Watch for the yellow shirts

The campus hired about 400 students to be student health ambassadors who roam the campus and reinforce the university’s public health rules. They are split into nine zones across the campus. 

“We know how important peer educators and peer-to-peer relationships are, particularly at this point developmentally, in terms of making good decisions, healthy decisions,” said Angela Scioscia, the university’s interim executive director of student health and wellbeing. 

One of the student ambassadors is Marie Manipud, a fourth-year public health student. At the beginning of the fall quarter, Manipud spent most of her time promoting the many new campus rules. She sometimes had to remind students not to gather and to always wear their masks, even if they were outdoors and only with a roommate. 

Manipud and the other ambassadors wear bright yellow shirts, making them easy to spot. When other students see them, it serves as a reminder, she said. 

“I feel like as soon as they see the yellow shirts, they immediately think to make sure they are following protocols,” she said. 

Now, several months into the academic year, Manipud said students rarely need reminders. In her experience, those who are more likely to not follow the rules have been campus visitors such as families, who Manipud said sometimes give her a hard time about wearing their masks. 

Ambassadors like Manipud also keep extra masks and hand sanitizer on-hand to offer to students or other community members who are running low on those supplies. They also are on site at Covid-19 testing locations across the campus to answer any questions students have or help them administer the tests. 

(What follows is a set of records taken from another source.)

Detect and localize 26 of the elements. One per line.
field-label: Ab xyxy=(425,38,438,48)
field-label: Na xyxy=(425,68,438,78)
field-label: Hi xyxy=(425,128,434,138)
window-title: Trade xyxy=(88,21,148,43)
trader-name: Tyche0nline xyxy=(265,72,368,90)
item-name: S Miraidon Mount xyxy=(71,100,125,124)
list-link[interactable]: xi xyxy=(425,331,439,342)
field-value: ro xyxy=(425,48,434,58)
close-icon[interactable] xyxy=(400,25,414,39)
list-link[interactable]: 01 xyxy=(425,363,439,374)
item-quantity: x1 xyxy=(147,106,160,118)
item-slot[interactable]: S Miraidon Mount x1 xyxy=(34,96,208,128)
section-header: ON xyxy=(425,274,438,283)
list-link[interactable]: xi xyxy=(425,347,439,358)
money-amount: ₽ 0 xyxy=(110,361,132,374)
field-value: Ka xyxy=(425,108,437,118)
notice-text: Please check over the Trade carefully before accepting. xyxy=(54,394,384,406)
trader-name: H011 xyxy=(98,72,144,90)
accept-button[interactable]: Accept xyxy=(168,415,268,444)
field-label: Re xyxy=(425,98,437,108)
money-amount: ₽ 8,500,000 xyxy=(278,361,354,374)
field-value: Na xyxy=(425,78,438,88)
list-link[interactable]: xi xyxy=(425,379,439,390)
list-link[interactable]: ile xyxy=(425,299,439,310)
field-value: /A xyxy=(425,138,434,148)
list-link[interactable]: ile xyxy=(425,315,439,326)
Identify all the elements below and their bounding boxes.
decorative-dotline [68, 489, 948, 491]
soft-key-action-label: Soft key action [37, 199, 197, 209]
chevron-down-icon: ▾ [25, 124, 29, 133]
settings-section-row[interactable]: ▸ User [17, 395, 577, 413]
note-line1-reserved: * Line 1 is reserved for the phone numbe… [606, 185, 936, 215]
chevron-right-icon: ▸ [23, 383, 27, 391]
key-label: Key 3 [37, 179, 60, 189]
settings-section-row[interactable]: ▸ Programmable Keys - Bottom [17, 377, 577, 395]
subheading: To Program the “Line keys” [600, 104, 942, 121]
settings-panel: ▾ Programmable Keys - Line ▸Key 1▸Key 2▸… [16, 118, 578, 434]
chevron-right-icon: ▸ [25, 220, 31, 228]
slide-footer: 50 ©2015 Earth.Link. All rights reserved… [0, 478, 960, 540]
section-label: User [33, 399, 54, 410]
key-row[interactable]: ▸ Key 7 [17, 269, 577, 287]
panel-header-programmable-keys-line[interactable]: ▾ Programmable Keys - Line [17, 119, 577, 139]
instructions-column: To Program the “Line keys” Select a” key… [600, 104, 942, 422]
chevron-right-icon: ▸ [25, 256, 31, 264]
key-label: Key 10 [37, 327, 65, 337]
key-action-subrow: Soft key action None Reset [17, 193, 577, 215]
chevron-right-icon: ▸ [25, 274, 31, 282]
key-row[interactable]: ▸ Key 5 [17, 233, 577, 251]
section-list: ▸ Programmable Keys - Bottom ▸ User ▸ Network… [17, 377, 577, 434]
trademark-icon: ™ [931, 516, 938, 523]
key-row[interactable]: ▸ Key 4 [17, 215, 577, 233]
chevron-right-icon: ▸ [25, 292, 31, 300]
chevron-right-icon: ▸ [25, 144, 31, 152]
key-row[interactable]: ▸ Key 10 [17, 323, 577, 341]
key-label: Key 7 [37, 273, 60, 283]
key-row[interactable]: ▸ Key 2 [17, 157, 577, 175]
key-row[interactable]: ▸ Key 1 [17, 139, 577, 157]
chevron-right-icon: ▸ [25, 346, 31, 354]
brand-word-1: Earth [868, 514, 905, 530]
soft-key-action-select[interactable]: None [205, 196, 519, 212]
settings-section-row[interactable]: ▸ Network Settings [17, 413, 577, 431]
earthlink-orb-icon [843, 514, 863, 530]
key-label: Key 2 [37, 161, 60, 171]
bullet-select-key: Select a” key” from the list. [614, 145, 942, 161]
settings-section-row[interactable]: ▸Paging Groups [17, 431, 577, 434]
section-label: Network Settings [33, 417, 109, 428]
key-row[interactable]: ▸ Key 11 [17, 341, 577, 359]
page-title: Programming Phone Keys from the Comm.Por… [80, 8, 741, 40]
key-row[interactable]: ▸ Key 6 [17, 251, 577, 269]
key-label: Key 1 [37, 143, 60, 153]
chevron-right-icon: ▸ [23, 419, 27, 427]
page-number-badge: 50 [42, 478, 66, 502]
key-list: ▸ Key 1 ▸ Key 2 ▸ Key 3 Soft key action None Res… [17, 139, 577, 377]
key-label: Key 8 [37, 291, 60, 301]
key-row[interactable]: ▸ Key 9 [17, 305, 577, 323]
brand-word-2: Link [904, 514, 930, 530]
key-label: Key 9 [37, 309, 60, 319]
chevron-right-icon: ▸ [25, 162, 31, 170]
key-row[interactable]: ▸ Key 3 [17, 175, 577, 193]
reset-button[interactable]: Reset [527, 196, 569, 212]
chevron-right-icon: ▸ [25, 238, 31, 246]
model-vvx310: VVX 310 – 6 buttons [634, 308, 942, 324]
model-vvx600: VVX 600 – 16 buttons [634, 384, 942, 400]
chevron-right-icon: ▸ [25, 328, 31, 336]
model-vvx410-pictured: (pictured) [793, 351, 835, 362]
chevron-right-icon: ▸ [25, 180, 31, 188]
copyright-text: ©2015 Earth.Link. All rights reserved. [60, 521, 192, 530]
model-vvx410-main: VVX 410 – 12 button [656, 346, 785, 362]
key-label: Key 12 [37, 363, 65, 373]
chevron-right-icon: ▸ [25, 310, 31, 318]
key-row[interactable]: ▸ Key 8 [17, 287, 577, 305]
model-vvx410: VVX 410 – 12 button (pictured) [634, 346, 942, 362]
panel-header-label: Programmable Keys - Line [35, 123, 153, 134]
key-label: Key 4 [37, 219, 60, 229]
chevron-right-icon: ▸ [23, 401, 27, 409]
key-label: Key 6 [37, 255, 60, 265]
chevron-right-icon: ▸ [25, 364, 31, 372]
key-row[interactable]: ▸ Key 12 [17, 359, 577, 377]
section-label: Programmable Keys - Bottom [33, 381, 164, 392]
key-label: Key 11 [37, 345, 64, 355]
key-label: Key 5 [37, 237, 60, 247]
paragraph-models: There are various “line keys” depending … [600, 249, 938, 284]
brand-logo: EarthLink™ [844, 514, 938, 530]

Manipud said the goal is for the interactions to be a peer-to-peer, friendly approach rather than a punitive one. She and other ambassadors even try to reinforce positive behavior by handing out $5 Starbucks gift cards to students who are following all rules. 

Scioscia said student compliance has been nearly flawless throughout the year. 

“We have the infrastructure of labs and technology. We can test wastewater. That’s all great. But if students were partying and breaking the rules, we’d have the virus spreading because there’s no way to stop it. The fundamental line of defense is behavior and the students have really been fantastic about it,” she said.